Yemenis from all walks of life have hailed the UN blacklisting of Iran-backed Houthis for killing children in the war-torn country and renewed calls for tougher measures against the rebels, including designation as a terrorist organization.
Yemeni politicians, human rights activists and journalists who have long advocated shaming and naming the Houthis for abusing children praised the UN boycott and called on individual countries to follow suit.
“The grave violations committed by the Houthi militia against civilians in the past six years amount to war crimes against humanity, mainly against children,” Mohammed Ahmed Al-Omda, director of Yemen Human Rights and Freedoms Network, a Yemeni NGO that documents Houthi human rights abuses, told Arab News on Monday.
“This designation is the only weapon that can pressure the Houthis to stop crimes and violations against Yemeni children,” he said.
Fuad Al-Mansouri, head of Development Media, called for the Houthis to be designated a terrorist organization for threatening regional and international security.
“The Houthi militia is a terrorist group according to different definitions of terrorism. It targets civilian gatherings in Yemen and Saudi Arabia, and threatens international shipping lines,” Al-Mansouri told Arab News.
On Friday, UN Secretary-General Antonio Guterres added the Houthis to a UN blacklist for killing and injuring children.
The Yemeni rebels have been included in the UN Secretary-General Report on Children and Armed Conflict for abusing and recruiting children since 2016.
Yemenis have launched a social media campaign to thank the UN for blacklisting the Houthis and also remind the international community about Houthi crimes against children.
Sharing graphic images of wounded or dead children, dozens of Yemeni activists, journalists, politicians and individuals said that the militia is responsible for killing and wounding thousands of Yemeni children and forcibly recruiting thousands more.
Abdul Basit Al-Baher, Yemeni army spokesperson in Taiz, said that the intensive rebel shelling of residential areas in the country kills young Yemenis at the same time as the militia “brainwash the minds of Yemeni children.”
“The Houthis physically are killing Yemeni children with weapons, but are also harming them mentally by raising an extremist generation on grudges and hatred,” the military official said in a twitter post.
Eyad Al-Sharabe, a Yemeni journalist and human rights activist, said that the Houthi abuse children under their control by brainwashing them.
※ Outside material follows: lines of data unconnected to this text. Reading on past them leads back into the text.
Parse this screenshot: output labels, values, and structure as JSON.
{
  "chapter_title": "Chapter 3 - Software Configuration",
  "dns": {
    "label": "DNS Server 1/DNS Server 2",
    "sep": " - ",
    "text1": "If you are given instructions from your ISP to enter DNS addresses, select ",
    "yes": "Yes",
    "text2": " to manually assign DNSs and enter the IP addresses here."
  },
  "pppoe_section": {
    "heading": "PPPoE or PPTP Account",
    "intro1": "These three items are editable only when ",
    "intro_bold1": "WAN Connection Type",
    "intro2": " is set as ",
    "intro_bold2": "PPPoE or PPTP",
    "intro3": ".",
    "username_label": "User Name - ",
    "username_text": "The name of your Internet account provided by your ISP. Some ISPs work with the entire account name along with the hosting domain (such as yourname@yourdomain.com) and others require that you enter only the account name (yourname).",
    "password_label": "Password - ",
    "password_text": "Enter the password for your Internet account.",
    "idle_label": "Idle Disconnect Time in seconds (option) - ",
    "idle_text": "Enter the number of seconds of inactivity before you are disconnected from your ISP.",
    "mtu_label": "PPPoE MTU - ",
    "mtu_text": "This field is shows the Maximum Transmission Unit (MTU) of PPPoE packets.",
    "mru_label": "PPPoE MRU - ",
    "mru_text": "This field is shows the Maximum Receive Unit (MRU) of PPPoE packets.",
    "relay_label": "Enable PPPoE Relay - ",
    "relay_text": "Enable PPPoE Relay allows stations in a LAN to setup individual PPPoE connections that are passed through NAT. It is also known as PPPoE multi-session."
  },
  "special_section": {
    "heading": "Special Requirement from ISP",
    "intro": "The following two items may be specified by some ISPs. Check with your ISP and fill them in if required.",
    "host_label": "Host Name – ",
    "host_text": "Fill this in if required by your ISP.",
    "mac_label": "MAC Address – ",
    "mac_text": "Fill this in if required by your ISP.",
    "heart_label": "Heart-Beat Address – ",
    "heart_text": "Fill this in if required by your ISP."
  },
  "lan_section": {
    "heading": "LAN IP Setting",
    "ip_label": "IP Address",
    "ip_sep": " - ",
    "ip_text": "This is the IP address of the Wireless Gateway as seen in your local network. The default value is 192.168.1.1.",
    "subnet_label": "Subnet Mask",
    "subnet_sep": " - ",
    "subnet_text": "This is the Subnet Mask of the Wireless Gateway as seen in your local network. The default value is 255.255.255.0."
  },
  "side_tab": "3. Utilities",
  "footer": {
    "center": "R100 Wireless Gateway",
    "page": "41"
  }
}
Children are then trained and sent to the battlefield. Meanwhile, children who live in government-controlled areas have their houses and schools targeted by missiles, mortars rounds and explosive-rigged drones.
“Children are not spared. They are pushed to the incinerators of death, and bombed in areas outside the Houthis’ control,” the activist said.
Sharing images of children gunned down by the Houthis, the Yemeni activists said that in August 2020, a militia sniper killed eight-year-old Ruwaida Saleh while she was collecting water in the city of Taiz, and fired at people who rushed to rescue her.
Other Yemeni activists posted images of Lian, the five-year-old who was burnt to death in a deadly Houthi strike in the central city of Marib on June 6.
“Whoever talks about Houthi humanity is inhuman. What do the criminal Houthi want from childhood?” asked Walid Al-Rajhy, director of the Marib-based Saba Media Center, on Twitter.
Human rights groups have monitored Houthi abuses of children along with the deaths, maiming and forced recruitment of thousands of Yemeni children since early 2015.
Yemen Human Rights and Freedoms Network has documented 20,977 abuses by the Houthis against Yemeni children as the rebels’ repression and military operations displaced 43,000 more children from January, 2017 to March, 2021.
Violations include killing, abduction, forced displacement, and depriving children of education and medical treatment. During those four years, the militia killed 343 children, including 31 infants.
Houthi mortar fire killed 287 children and land mines killed 136 others, according to the organization.
The organization said that 1,716 children have been killed while fighting with the Houthis.
Nadwa Al-Dawsari, a Yemeni conflict analyst, said that the blacklisting of the Houthis is welcomed by Yemenis who view the move as international recognition of rebel crimes.
“Child recruitment, mass indoctrination, and the laying of land mines that killed and maimed thousands, mostly children, are only a few ways that the Houthis systematically abuse children, destroying the future of generations to come,” the analyst said.